1. Soliciting Customers Door-to-Door
A heating and cooling company with a good reputation doesn’t need to solicit customers door-to-door. Contractors who use this scheme are usually employ it in early autumn before it gets cold and in mid spring before it gets hot. If you tell them your equipment is by American Standard heating, they’ll conveniently specialize in American Standard heating, and if you let them inspect your equipment, they’ll always find a problem, even if they have to create it.
2. Soliciting Customers Through Cold Calling
A contractor that has a good reputation is too busy taking service calls to make cold calls. Unscrupulous contractors use this tactic for the same reason they door-to-door solicit: to get a look at your furnace or AC unit and prose a repair or replacement whether you need it or not.
3. Using Materials from Previous Jobs for Air Conditioning and Furnace Repair
When a contractor uses materials from a previous job, you may not get short changed on parts quality, but you will pay for parts that were never ordered. To keep a contractor honest, tell them upfront that you’ll need a receipt from the supplier for all materials and parts used in your project. If they balk, it’s best to find a contractor that will provide you with receipts.

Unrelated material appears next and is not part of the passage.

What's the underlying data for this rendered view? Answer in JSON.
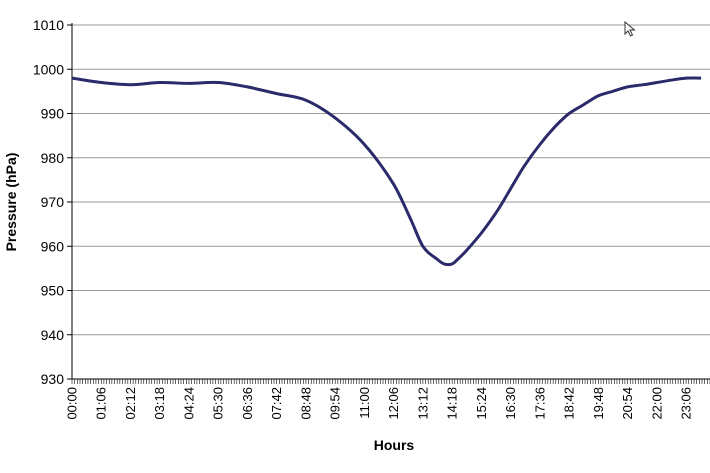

4. Demanding up Front Payments or Strictly Cash Payments
When new homeowners have their first heating and cooling project, rarely are they familiar with how heating and cooling contractors handle payment. Most well established companies ask for payment upon project completion, with the possible exception of money for materials. If a contractor asks you for payment upfront, it could be because it isn’t well established and doesn’t have a large budget. But it could also be because it plans on skipping town with your loot. Best to go with contractor that accepts payment after the job is done.
5. Having Customers Pull Permits
A contractor that asks you to pull the permits for your project is one of two things: extremely time constrained or extremely lazy. Asking a customer to pull a permit is similar to asking them to buy project materials; to respectable contractors, such things would be anathema. Ultimately, a contractor that asks you to pull a permit doesn’t care about the impression they make, and that’s not the kind of entity you want handling something as important as your heating and cooling.
6. Steering Customers Toward a Particular Lender
If you need to secure a loan for a furnace repair or replacement, make sure that you choose the loan on your own terms. After all, you’ll be the one paying on it. Steering customers toward a particular lender doesn’t automatically signal chicanery, but it’s always unprofessional.